Avec Gonéri Le Cozannet, Florence Habets, Carole Dalin et Antoine Séjourné, cette session mettra en perspective les risques climatiques liés à l’eau, à l’agriculture et à la santé, pour éclairer les interdépendances entre milieux naturels et sociétés humaines et rappeler que comprendre ne suffit plus : il faut apprendre à agir ensemble.
Christophe Cassou (LMD) • David Chavalarias (Institut des systèmes complexes de Paris Île-de-France) • Audrey Garric (Journal Le Monde) • Thomas Wagner (Bon Pote)

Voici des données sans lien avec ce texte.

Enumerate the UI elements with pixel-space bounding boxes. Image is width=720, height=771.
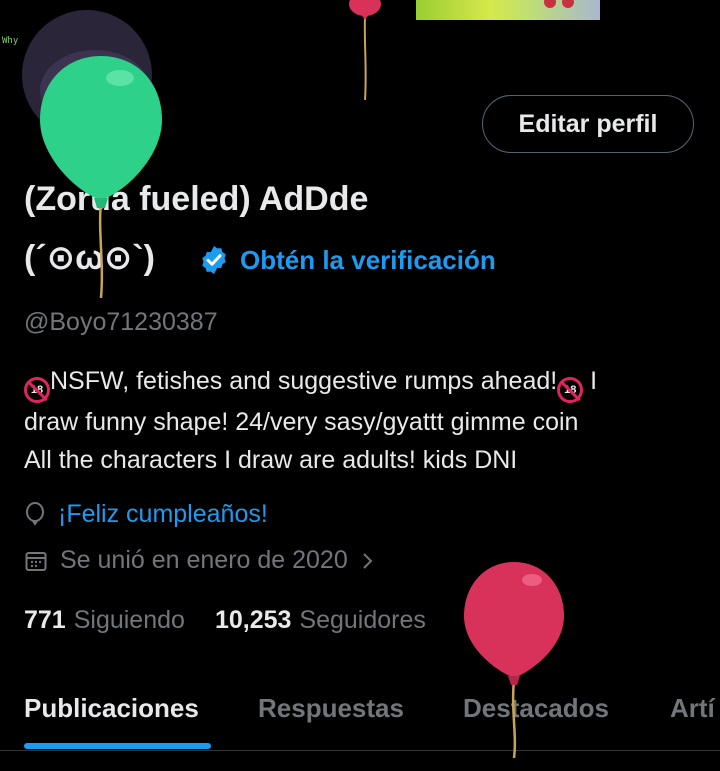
balloon-decoration (349, 0, 381, 101)
no-under-18-icon: 18 (557, 377, 584, 403)
banner-detail (544, 0, 556, 8)
bio-line: draw funny shape! 24/very sasy/gyattt gi… (24, 408, 579, 436)
active-tab-indicator (24, 743, 211, 749)
bio: 18 NSFW, fetishes and suggestive rumps ah… (24, 362, 704, 479)
bio-text: I (590, 367, 598, 395)
avatar-pupil (62, 72, 70, 80)
chevron-right-icon[interactable] (360, 550, 376, 572)
tab-respuestas[interactable]: Respuestas (258, 693, 404, 724)
birthday-row: ¡Feliz cumpleaños! (24, 500, 268, 529)
tab-articulos[interactable]: Artí (670, 693, 715, 724)
profile-tabs: Publicaciones Respuestas Destacados Artí (0, 676, 720, 752)
display-name-emoticon: (´⊙ω⊙`) (24, 239, 155, 277)
bio-line: 18 NSFW, fetishes and suggestive rumps ah… (24, 362, 704, 403)
edit-profile-button[interactable]: Editar perfil (482, 95, 694, 153)
followers-label: Seguidores (299, 606, 426, 634)
followers-link[interactable]: 10,253 Seguidores (215, 606, 426, 635)
verified-badge-icon (202, 246, 226, 274)
following-label: Siguiendo (73, 606, 185, 634)
calendar-icon (25, 551, 47, 571)
following-count: 771 (24, 606, 66, 634)
tab-publicaciones[interactable]: Publicaciones (24, 693, 199, 724)
balloon-icon (26, 501, 44, 526)
avatar[interactable] (22, 10, 152, 140)
follow-stats: 771 Siguiendo 10,253 Seguidores (24, 606, 426, 635)
joined-date: Se unió en enero de 2020 (60, 546, 348, 574)
joined-row[interactable]: Se unió en enero de 2020 (24, 546, 376, 575)
followers-count: 10,253 (214, 606, 292, 634)
get-verified-link[interactable]: Obtén la verificación (240, 245, 496, 276)
display-name: (Zorua fueled) AdDde (24, 180, 369, 218)
following-link[interactable]: 771 Siguiendo (24, 606, 185, 635)
banner-text: Why (2, 36, 19, 46)
banner-detail (562, 0, 574, 8)
banner-image[interactable] (416, 0, 600, 20)
verification-row[interactable]: Obtén la verificación (198, 244, 496, 276)
tabs-divider (0, 750, 720, 751)
bio-line: All the characters I draw are adults! ki… (24, 446, 518, 474)
birthday-link[interactable]: ¡Feliz cumpleaños! (58, 500, 268, 529)
bio-text: NSFW, fetishes and suggestive rumps ahea… (50, 367, 558, 395)
user-handle: @Boyo71230387 (24, 308, 218, 336)
no-under-18-icon: 18 (24, 377, 50, 403)
tab-destacados[interactable]: Destacados (463, 693, 609, 724)
avatar-face (40, 50, 150, 130)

La désinformation climatique n’est plus marginale : c’est un véritable écosystème, où se mêlent intérêts économiques, politiques, complotistes et géopolitiques. Ce brouillard informationnel fragilise la parole scientifique et divise même le camp du « pro-climat » entre partisans de la sobriété et tenants de l’innovation technologique. Comment informer sans polariser ? Comment vulgariser sans trahir la complexité ? À l’heure où les réseaux sociaux amplifient les discours extrêmes, chercheurs, journalistes et vulgarisateurs interrogent leur rôle dans le débat public.
Pour clore les 30 ans de l’IPSL, David Chavalarias, Christophe Cassou, Audrey Garric et Thomas Wagner partageront leurs regards croisés sur les ressorts de la désinformation et la nécessité de reconstruire des espaces fiables où la science puisse à nouveau être entendue.